Carroll Dunham: It seems pretty grim. You know? Piles of heads in a very desolate setting. The fact that there's so much white used to delineate the shapes seems like it reinforces this idea of nocturnal atmosphere, and ghostliness. I really think that all his paintings, even the ones that appear to deal with the most particular subjects, are all about evoking a kind of mood space. You know, a psychological and emotional weather, that is carried by the methodology, as much as it is by the images.

Narrator: To hear Dunham talk about public reaction to Guston’s work and his influence on other artists, please tap the button to continue. 

In Philip Guston’s Cabal, a heap of disembodied eyeballs, ears, and heads huddle against an opaque black field, floating in what appears to be a sea of blood.

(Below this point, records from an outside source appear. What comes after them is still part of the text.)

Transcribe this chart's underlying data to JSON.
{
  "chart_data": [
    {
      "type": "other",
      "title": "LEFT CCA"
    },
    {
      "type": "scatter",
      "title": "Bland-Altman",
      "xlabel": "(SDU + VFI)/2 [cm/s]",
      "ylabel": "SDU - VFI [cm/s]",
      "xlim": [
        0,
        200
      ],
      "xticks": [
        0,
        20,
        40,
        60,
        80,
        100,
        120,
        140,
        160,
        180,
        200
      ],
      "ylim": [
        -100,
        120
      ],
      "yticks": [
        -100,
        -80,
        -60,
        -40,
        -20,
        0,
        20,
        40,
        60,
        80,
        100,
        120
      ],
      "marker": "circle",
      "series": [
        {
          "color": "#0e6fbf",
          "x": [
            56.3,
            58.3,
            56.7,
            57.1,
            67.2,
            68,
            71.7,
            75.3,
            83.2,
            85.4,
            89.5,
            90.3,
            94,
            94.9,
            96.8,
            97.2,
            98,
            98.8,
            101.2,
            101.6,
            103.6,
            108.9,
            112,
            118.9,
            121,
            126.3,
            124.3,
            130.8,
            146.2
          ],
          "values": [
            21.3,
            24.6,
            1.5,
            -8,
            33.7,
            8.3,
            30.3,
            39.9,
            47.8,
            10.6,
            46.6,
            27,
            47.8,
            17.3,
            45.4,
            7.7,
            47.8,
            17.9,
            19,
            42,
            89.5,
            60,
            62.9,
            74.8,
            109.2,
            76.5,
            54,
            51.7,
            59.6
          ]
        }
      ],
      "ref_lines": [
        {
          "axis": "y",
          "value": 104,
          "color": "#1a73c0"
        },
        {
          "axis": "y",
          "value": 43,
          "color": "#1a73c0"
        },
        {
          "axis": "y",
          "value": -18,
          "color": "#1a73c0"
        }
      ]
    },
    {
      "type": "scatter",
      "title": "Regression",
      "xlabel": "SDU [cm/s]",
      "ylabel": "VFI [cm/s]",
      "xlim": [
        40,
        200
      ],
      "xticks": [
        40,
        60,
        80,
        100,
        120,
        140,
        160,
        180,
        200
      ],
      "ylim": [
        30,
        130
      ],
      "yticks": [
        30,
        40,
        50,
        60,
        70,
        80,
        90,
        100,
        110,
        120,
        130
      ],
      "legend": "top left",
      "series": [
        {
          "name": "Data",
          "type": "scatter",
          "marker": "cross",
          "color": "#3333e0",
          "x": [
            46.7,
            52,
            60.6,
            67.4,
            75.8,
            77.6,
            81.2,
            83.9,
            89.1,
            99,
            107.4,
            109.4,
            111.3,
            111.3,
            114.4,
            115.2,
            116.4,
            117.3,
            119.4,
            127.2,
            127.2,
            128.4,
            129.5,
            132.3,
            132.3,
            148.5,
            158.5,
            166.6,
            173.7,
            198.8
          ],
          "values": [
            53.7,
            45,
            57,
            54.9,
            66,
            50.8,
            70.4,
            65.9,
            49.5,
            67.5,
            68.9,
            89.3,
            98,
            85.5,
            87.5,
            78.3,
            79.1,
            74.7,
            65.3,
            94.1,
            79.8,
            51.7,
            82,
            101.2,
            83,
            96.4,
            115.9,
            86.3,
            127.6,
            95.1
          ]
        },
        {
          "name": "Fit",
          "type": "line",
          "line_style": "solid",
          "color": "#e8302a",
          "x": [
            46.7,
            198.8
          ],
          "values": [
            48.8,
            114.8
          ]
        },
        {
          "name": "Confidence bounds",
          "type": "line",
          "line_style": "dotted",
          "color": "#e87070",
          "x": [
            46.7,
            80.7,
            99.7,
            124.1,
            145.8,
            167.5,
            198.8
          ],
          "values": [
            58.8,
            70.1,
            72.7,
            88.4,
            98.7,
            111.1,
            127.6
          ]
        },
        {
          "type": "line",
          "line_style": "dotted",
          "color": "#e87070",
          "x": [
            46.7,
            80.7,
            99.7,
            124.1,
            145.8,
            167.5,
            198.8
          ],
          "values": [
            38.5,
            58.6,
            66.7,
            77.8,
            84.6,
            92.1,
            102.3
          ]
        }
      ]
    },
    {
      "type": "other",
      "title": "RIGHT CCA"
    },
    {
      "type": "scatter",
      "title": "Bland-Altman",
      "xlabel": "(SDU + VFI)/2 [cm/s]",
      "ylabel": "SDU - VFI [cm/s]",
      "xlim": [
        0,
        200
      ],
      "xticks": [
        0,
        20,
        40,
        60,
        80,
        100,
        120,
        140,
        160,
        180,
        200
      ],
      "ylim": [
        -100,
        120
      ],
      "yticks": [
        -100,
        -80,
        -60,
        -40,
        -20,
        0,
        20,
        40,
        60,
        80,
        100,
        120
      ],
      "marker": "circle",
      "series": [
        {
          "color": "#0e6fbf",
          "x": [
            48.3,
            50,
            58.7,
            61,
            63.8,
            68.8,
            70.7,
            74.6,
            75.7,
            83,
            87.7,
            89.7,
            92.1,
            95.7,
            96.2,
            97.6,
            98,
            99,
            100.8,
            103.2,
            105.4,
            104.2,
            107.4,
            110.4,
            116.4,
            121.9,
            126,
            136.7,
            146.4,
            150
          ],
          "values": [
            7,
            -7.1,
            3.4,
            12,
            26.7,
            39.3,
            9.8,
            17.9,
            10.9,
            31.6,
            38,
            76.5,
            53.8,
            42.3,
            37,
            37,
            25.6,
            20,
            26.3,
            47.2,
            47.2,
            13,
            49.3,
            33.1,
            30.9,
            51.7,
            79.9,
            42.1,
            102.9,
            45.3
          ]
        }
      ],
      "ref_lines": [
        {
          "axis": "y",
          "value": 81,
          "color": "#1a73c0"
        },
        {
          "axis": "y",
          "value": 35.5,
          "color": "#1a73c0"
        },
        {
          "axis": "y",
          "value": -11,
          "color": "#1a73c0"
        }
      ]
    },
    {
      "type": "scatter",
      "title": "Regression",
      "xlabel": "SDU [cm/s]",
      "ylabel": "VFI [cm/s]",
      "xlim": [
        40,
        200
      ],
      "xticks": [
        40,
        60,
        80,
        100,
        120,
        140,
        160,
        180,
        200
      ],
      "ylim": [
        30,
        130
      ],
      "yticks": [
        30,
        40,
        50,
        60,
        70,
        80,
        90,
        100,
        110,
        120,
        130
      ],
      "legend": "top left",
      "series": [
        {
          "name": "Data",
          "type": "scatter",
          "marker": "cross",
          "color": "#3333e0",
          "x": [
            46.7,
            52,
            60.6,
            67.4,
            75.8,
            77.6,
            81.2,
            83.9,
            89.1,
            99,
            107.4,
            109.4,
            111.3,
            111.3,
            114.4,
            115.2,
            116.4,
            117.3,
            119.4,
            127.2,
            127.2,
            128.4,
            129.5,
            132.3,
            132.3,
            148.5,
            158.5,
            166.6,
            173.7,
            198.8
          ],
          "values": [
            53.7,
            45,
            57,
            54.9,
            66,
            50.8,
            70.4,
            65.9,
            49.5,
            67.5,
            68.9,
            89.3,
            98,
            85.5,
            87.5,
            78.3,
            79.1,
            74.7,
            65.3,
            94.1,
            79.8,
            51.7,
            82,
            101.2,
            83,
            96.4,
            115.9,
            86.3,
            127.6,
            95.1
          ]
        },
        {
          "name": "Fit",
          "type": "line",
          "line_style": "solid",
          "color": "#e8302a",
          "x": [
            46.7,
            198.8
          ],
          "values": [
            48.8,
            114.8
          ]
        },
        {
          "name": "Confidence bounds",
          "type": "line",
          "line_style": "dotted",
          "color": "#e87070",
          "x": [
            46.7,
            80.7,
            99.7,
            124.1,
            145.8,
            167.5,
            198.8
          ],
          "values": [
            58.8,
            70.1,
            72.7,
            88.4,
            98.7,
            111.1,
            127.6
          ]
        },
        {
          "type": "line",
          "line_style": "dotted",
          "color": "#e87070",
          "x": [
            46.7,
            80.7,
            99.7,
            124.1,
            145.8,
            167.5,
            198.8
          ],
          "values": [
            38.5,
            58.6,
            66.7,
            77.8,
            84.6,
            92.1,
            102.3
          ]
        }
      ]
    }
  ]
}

It is cartoonish yet creepy, suggesting paranoia and latent threat. The title’s evocation of conspiracy would have been particularly poignant in the late 1970s, when the Watergate scandal was still a raw wound—one that Guston addressed in numerous contemptuous depictions of President Richard Nixon. Through the 1950s and 1960s, Guston had been one of the most lyrical of the Abstract Expressionists. The upheavals of 1960s, however, led him to doubt that abstraction could fully express the range of human experience. He reintroduced figurative imagery into his work, making paintings that imply both personal and political subtexts. The images they contain have precedents in Guston’s satirical social commentaries from the 1930s and 1940s.